Flug nach Australien: 247.- Euro

Ich habe bei atmosfair spaßeshalber einmal einen meiner Flüge aus dem Jahr 2012 angegeben: Von Frankfurt über Shanghai nach Sydney und zurück. Die CO2-Emission lag hier bei sage und schreibe 10.704 kg. Im Vergleich dazu liegt das klimafreundliche Jahresbudget eines Menschen bei 2.400 kg. Ein einziger Australienurlaub hat also beinah viereinhalbmal so viel CO2 verursacht, wie für ein ganzes Jahr in Ordnung gewesen wäre. In Geld ausgedrückt müsste ich laut atmosfair 247.- Euro an nachhaltige Projekte spenden, um diesen Verbrauch zu kompensieren. Die Frage, die sich mir dabei nun stellt: Ist das Kompensieren des eigenen CO2-Verbrauchs durch finanzielle Mittel wirklich zielführend?

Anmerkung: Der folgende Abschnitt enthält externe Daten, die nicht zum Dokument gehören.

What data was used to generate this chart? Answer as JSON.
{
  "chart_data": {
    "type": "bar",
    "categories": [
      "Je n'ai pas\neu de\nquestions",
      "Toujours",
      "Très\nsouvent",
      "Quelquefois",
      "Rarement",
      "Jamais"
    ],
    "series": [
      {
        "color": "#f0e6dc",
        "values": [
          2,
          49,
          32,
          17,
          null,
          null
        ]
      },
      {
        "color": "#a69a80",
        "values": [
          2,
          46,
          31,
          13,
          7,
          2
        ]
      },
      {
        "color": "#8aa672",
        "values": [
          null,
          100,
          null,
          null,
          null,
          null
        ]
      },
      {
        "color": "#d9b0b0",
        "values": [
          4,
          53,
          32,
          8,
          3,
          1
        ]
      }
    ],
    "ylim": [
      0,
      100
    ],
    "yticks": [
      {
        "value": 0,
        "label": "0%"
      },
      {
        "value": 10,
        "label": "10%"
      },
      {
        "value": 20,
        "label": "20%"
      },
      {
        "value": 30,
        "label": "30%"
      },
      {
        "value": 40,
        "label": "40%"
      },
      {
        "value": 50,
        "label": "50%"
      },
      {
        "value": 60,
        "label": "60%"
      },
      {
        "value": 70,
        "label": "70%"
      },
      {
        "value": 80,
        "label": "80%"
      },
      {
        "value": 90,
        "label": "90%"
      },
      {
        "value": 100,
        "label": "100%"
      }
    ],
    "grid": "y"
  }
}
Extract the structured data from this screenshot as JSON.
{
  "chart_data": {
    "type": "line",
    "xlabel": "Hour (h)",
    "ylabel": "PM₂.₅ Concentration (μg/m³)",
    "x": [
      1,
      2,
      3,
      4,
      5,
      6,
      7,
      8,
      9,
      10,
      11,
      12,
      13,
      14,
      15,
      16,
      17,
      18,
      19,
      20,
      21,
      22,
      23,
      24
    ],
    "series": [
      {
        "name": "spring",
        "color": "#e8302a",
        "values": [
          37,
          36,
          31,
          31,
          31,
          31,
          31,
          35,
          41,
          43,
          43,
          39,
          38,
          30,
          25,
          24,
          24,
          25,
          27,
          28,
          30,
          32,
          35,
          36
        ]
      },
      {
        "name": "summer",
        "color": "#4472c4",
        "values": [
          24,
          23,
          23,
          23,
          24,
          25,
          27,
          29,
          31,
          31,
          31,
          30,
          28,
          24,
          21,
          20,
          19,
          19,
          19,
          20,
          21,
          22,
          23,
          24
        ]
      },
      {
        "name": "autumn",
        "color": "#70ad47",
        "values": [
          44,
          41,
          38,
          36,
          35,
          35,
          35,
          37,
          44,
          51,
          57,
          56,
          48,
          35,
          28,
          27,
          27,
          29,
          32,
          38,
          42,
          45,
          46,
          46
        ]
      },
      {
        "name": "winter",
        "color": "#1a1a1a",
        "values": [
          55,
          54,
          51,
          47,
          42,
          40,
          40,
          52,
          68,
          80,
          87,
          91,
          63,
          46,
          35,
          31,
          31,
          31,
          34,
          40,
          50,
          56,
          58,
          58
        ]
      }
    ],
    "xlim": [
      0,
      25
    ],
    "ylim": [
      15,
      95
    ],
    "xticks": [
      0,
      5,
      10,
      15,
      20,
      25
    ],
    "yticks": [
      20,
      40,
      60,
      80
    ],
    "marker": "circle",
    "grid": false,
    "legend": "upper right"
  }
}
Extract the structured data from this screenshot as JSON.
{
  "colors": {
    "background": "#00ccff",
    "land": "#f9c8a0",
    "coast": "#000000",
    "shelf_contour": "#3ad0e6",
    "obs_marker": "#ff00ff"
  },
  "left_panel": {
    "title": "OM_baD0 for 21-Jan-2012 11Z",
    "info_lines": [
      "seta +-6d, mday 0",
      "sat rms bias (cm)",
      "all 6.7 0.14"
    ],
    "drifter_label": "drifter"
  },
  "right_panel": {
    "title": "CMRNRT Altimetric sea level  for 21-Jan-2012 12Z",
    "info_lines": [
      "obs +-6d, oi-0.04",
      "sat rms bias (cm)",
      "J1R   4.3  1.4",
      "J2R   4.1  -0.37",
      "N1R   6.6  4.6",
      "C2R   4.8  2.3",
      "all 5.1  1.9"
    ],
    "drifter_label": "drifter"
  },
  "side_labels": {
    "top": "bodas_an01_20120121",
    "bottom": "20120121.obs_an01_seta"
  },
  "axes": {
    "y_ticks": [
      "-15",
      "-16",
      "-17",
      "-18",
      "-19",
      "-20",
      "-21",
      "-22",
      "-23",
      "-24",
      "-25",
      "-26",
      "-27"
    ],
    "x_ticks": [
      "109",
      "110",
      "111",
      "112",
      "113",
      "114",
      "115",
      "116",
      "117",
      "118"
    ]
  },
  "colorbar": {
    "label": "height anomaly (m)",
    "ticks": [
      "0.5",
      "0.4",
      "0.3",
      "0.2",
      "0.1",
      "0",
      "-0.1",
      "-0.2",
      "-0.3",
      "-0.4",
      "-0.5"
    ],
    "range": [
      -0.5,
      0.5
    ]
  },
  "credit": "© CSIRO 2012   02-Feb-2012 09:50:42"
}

Erst gestern hatte ich zu dem Thema eine interessante Diskussion im Forum von e-fellows. Dort habe ich neben Dr. Alexandra Achenbach von www.livelifegreen.de und Anneliese Bunk von www.naturtasche.de als Experte mit den Community-Mitgliedern zu Nachhaltigkeitsthemen diskutiert. Erstaunt hat mich, dass wohl schon recht viele Menschen die Möglichkeit der Kompensation nutzen. Allen voran diejenigen, die finanziell eher gut bis sehr gut aufgestellt sind. Was dabei aber auch aufgefallen ist: Die Kompensation durch finanzielle Mittel scheint allzu häufig als Art Freibrief angesehen zu werden. Frei nach dem Motto „Ich zahle für meine Klimasünden, dann muss ich ja sonst nichts ändern“.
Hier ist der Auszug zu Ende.